En primer año me enamoré de una niña llamada Sol. En segundo año, mezclado con la facción masculina de las últimas filas durante los actos cívicos, me acostumbré a corear “sepuestro” en lugar de “sepulcro”, y a sustituir a voz en cuello lo de “ciña, oh Patria, tus sienes de oliva, de la paz el arcángel divino” por un no menos incomprensible “si ya Patria tu sien es de oliva, de la paz, de la paz, del divino”; como todos los demás, trataba de imaginar la cara de Masiosare, y remataba el juramento a la bandera diciendo “resistencia” en vez de “nuestra existencia”. En tercer año me obligaron a casarme en una kermesse. En cuarto año fui Vicente Guerrero durante los festejos de septiembre; mis patillas y mis entonces suficientes rizos entusiasmaron a la maestra, mi madre le disimuló los rótulos de US NAVY a mi chamarra azul celeste con borrega, y yo anduve todo el rato lidiando por mantener pechera de papel terciopelo rojo y charreteras doradas en su sitio. En quinto año me mudé de la Independencia a la Narvarte.
En sexto de primaria, fui sargento de la escolta por una breve temporada. Episodio en el que quiero demorarme con mayor pausa que en los otros.

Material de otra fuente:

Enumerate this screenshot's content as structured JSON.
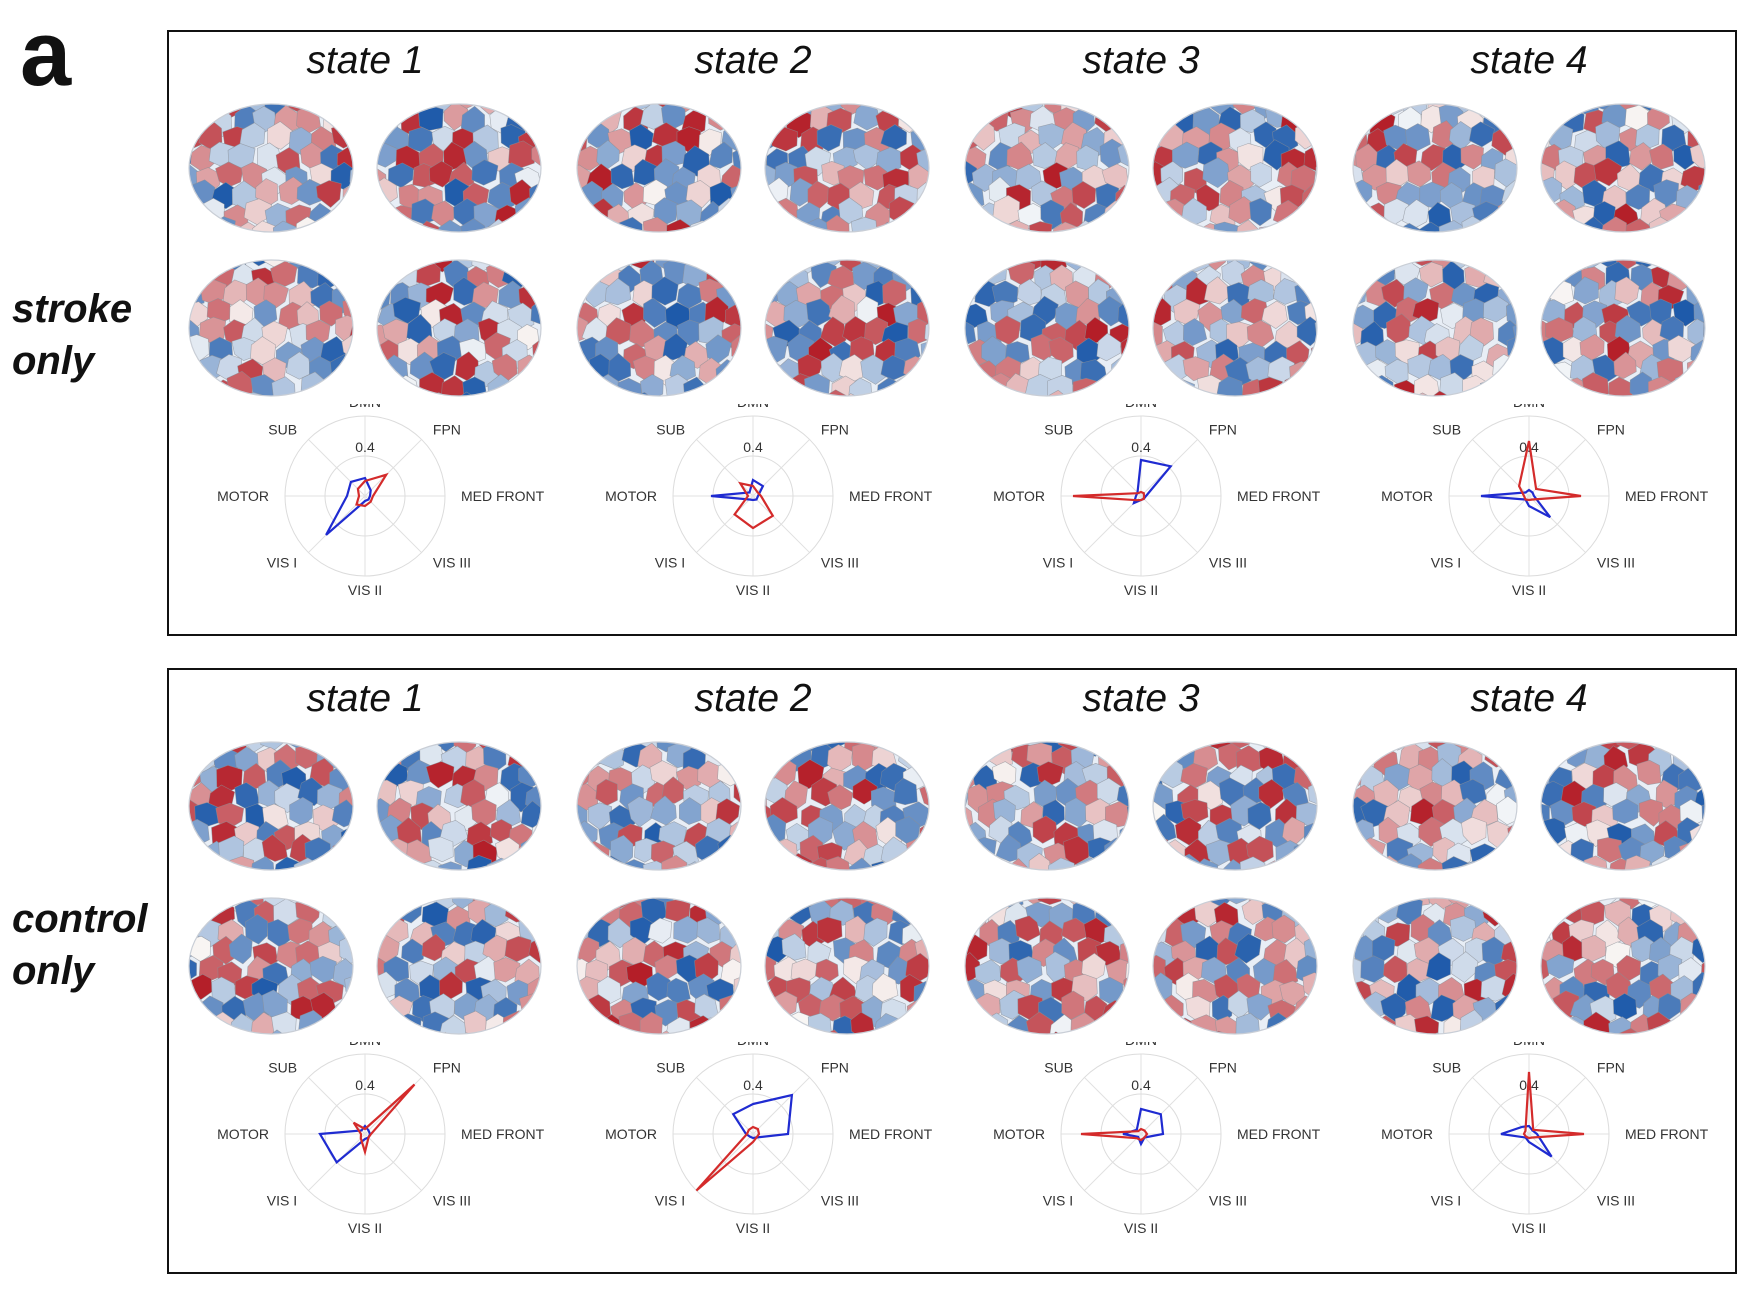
{
  "figure": {
    "panel_letter": "a"
  },
  "axes": [
    "DMN",
    "FPN",
    "MED FRONT",
    "VIS III",
    "VIS II",
    "VIS I",
    "MOTOR",
    "SUB"
  ],
  "radial_tick_label": "0.4",
  "colors": {
    "positive": "#d42b2b",
    "negative": "#1f2bd1",
    "brain_red": "#c0282a",
    "brain_blue": "#2a66b0"
  },
  "groups": [
    {
      "label_line1": "stroke",
      "label_line2": "only",
      "states": [
        {
          "title": "state 1",
          "red": [
            0.15,
            0.3,
            0.08,
            0.08,
            0.1,
            0.12,
            0.06,
            0.1
          ],
          "blue": [
            0.18,
            0.08,
            0.05,
            0.05,
            0.05,
            0.55,
            0.18,
            0.2
          ]
        },
        {
          "title": "state 2",
          "red": [
            0.1,
            0.06,
            0.08,
            0.28,
            0.32,
            0.26,
            0.05,
            0.18
          ],
          "blue": [
            0.16,
            0.14,
            0.05,
            0.05,
            0.04,
            0.05,
            0.42,
            0.05
          ]
        },
        {
          "title": "state 3",
          "red": [
            0.04,
            0.04,
            0.03,
            0.04,
            0.04,
            0.06,
            0.68,
            0.04
          ],
          "blue": [
            0.36,
            0.42,
            0.05,
            0.04,
            0.04,
            0.1,
            0.05,
            0.05
          ]
        },
        {
          "title": "state 4",
          "red": [
            0.55,
            0.1,
            0.52,
            0.05,
            0.04,
            0.05,
            0.05,
            0.14
          ],
          "blue": [
            0.06,
            0.05,
            0.05,
            0.3,
            0.1,
            0.05,
            0.48,
            0.05
          ]
        }
      ]
    },
    {
      "label_line1": "control",
      "label_line2": "only",
      "states": [
        {
          "title": "state 1",
          "red": [
            0.05,
            0.7,
            0.06,
            0.05,
            0.18,
            0.06,
            0.04,
            0.16
          ],
          "blue": [
            0.08,
            0.05,
            0.05,
            0.05,
            0.05,
            0.4,
            0.45,
            0.05
          ]
        },
        {
          "title": "state 2",
          "red": [
            0.07,
            0.07,
            0.06,
            0.05,
            0.08,
            0.95,
            0.06,
            0.06
          ],
          "blue": [
            0.3,
            0.55,
            0.35,
            0.05,
            0.04,
            0.04,
            0.07,
            0.28
          ]
        },
        {
          "title": "state 3",
          "red": [
            0.05,
            0.05,
            0.06,
            0.05,
            0.06,
            0.06,
            0.6,
            0.04
          ],
          "blue": [
            0.25,
            0.28,
            0.22,
            0.05,
            0.1,
            0.04,
            0.18,
            0.06
          ]
        },
        {
          "title": "state 4",
          "red": [
            0.62,
            0.06,
            0.55,
            0.05,
            0.04,
            0.04,
            0.05,
            0.05
          ],
          "blue": [
            0.08,
            0.05,
            0.08,
            0.32,
            0.08,
            0.05,
            0.28,
            0.1
          ]
        }
      ]
    }
  ]
}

Lo habitual durante la ceremonia de honores a la bandera, era que habiendo recibido de manos de la directora nuestro lábaro patrio, este cuerpo honorífico permaneciera en el centro del patio, presidiendo desde ahí los diversos números programados para el día. Pero sucedió que, con motivo de la visita de un inspector de la SEP, se había preparado una coreografía especial cuya realización contemplaba desplazamientos por el patio entero. Así que a mitad del evento, una atribulada profesora corrió a informarme que había que mover la escolta con todo y bandera, porque estorbaba.

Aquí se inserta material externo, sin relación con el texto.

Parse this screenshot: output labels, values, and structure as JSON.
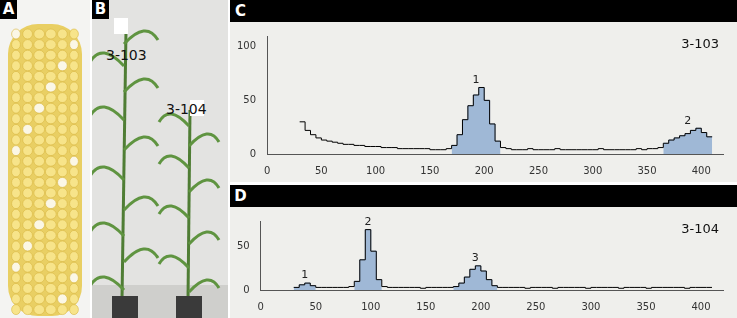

Empotrarnos en nuestro puesto de partida era una maniobra contemplada para el final de las ceremonias, cuando devuelto el lienzo tricolor a su vitrina podíamos transitar en fila india a las espaldas de la banda de guerra. Hacerlo sin romper formación exigía improvisar. Improvisar ante los ojos apremiantes no sólo del estudiantado, de la planta docente y de la autoridad administrativa en pleno, sino también de la suprema encarnación de terror institucional conocida por todos los presentes (“va a venir el inspector, va a venir el inspector”) suponía un reto capaz de hacer temblar, estoy seguro, el pulso del más imperturbable general insurgente.

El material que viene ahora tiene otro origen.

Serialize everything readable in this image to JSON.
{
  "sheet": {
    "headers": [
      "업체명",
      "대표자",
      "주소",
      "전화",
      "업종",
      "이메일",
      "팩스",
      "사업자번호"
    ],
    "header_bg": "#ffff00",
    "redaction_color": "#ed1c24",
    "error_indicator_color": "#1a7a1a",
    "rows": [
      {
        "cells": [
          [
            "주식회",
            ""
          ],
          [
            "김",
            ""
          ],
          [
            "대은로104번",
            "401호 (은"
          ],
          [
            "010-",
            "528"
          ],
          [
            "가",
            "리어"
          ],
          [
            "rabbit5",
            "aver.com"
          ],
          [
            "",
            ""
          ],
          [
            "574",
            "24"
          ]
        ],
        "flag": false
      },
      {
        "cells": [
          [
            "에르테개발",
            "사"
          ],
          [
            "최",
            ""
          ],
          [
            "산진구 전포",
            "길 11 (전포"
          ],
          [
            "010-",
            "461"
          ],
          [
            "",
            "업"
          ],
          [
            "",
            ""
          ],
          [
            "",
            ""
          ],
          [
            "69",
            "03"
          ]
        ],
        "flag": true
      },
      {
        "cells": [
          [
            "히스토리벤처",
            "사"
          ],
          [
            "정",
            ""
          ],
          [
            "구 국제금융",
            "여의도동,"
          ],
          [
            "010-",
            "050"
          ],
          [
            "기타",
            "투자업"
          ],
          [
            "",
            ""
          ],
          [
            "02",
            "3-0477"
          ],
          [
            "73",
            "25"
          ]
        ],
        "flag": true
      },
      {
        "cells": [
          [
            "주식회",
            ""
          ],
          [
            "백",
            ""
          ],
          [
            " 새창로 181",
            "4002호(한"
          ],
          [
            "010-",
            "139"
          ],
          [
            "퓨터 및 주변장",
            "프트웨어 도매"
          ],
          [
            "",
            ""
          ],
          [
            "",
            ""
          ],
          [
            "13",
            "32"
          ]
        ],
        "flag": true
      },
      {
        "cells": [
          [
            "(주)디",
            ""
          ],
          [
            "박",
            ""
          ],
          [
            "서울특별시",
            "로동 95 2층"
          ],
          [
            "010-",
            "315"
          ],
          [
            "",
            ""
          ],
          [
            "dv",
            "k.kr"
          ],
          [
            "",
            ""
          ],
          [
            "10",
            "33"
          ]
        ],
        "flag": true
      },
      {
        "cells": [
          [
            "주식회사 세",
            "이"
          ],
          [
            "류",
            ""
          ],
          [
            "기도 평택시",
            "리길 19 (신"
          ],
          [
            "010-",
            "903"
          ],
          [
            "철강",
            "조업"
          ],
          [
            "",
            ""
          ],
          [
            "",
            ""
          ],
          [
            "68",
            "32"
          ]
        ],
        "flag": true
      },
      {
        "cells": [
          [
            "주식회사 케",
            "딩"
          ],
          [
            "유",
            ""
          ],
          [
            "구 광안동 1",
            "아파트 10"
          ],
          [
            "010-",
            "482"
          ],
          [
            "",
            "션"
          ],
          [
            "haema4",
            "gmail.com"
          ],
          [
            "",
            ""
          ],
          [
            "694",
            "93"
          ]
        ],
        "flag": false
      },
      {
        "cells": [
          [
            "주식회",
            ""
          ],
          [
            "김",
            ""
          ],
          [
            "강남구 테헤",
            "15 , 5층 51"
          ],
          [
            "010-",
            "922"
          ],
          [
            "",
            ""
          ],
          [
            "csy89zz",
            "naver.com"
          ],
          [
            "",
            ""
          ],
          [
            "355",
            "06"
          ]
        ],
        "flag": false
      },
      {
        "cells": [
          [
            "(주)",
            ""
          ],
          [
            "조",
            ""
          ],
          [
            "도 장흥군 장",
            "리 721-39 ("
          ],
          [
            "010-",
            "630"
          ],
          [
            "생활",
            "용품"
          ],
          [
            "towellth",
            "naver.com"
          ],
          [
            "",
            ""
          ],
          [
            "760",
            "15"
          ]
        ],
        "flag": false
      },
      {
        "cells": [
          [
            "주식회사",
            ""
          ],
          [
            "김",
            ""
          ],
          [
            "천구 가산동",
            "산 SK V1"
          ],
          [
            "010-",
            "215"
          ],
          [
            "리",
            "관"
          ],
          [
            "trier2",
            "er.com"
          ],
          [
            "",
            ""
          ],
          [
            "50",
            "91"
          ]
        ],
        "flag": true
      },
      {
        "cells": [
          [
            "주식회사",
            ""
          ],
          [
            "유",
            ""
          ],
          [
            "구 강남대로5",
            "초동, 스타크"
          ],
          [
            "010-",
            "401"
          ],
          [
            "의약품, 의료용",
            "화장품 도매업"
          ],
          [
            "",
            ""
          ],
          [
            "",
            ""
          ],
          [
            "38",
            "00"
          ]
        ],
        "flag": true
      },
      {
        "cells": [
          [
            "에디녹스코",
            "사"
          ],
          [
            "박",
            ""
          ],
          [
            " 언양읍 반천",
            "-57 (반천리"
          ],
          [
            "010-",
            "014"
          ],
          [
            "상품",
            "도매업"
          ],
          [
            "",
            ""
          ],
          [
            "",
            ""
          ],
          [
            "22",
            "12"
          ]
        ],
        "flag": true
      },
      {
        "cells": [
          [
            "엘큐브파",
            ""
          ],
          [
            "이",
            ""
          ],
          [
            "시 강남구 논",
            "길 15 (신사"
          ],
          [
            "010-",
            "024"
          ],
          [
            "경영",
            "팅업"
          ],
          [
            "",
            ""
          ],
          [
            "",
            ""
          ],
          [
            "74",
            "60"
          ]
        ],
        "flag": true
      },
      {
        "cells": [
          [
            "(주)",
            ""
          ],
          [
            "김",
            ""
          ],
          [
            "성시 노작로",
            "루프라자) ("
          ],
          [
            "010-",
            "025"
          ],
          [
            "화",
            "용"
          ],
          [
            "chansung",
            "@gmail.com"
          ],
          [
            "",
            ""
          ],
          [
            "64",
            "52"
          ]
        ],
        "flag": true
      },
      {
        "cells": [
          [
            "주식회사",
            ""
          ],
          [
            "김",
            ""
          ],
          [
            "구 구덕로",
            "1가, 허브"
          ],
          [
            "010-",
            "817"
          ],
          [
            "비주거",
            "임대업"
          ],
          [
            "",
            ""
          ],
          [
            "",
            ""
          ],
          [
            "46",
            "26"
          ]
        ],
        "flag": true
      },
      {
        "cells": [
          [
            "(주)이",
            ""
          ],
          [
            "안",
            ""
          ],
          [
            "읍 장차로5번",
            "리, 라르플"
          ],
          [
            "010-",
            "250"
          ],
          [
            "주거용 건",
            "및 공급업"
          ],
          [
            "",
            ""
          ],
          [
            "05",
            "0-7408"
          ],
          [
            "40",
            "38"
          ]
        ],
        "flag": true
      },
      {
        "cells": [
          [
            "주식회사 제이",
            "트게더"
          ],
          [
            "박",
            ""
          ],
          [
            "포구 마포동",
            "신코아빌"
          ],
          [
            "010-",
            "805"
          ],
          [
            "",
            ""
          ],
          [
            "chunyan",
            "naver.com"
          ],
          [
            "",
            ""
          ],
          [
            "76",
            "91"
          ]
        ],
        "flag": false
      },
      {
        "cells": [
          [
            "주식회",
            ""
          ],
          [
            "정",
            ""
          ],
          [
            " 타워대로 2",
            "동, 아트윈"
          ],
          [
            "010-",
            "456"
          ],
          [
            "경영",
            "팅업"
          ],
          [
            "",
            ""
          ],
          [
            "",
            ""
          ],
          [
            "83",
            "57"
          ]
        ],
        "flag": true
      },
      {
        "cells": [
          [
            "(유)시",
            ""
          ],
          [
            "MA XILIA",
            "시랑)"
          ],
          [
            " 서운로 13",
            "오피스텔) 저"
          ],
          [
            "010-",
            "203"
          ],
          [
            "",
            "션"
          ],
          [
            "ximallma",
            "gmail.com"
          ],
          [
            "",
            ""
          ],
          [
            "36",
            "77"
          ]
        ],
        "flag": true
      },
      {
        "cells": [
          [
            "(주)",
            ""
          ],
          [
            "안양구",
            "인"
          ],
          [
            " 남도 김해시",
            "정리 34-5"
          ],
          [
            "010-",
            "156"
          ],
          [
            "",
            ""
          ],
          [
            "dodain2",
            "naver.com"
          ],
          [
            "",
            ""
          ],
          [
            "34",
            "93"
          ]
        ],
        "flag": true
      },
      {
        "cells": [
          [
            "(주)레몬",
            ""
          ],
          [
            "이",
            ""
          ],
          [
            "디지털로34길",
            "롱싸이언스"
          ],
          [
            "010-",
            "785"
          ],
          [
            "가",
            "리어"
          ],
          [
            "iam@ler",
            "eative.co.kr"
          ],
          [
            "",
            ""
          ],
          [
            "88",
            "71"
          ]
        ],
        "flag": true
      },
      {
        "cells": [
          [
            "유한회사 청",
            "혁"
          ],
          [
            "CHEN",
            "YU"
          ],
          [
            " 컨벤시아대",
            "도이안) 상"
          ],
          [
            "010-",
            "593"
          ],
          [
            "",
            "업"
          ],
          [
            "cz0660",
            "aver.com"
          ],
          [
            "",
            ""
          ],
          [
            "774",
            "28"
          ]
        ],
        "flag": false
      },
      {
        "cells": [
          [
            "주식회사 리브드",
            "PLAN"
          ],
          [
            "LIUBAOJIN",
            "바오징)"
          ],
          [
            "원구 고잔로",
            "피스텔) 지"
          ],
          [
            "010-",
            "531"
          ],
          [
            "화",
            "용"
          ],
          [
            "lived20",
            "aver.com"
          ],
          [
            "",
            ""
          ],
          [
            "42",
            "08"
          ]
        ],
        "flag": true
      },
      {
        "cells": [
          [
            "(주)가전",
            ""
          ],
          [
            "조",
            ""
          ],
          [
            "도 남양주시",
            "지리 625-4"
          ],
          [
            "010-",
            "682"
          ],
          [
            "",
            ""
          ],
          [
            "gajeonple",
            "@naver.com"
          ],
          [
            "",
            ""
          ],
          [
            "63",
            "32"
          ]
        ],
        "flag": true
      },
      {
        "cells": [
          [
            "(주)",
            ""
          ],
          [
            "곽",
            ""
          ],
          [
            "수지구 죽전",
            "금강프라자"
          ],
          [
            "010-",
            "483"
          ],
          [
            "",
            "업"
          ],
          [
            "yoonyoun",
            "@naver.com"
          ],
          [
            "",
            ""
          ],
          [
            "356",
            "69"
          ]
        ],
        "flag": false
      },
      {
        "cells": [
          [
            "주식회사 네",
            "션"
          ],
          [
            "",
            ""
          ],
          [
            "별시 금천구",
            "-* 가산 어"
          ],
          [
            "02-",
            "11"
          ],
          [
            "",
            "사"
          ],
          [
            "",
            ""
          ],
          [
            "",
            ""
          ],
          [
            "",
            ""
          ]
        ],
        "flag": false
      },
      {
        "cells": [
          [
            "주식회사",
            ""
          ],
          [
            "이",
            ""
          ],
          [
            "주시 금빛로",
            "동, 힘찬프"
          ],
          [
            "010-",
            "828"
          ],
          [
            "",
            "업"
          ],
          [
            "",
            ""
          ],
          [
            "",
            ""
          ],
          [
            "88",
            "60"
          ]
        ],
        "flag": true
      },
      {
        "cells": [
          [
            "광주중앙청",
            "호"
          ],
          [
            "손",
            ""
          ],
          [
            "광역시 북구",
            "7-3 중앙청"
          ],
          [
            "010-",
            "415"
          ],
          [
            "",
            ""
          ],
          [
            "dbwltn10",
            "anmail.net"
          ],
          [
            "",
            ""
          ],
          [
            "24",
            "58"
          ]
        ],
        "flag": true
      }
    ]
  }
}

No pasó por mi cabeza ordenar media vuelta. No me atreví a aventurar una larga serie de conversiones que hubieran prolongado para todos el impás y la tortura. Cuanto se me ocurrió fue ordenar marcha atrás. Y marcha atrás volvimos a nuestro sitio, despejando el patio.
Al final del evento, algo descompuesta y poco menos que trémula, la subdirectora de la escuela vino a explicarme con acentos flamígeros que nunca, bajo ninguna circunstancia, la bandera nacional da marcha atrás. Como no había galones que arrancarle de la manga a mi suéter azul rey, perdí el cargo de sargento sin ceremonias y sin derecho a apelaciones. A las pocas semanas, mi hermana la segunda recibiría una severa reprimenda por romper un tambor, debido según el profesor responsable a su desordenado e impetuoso entusiasmo.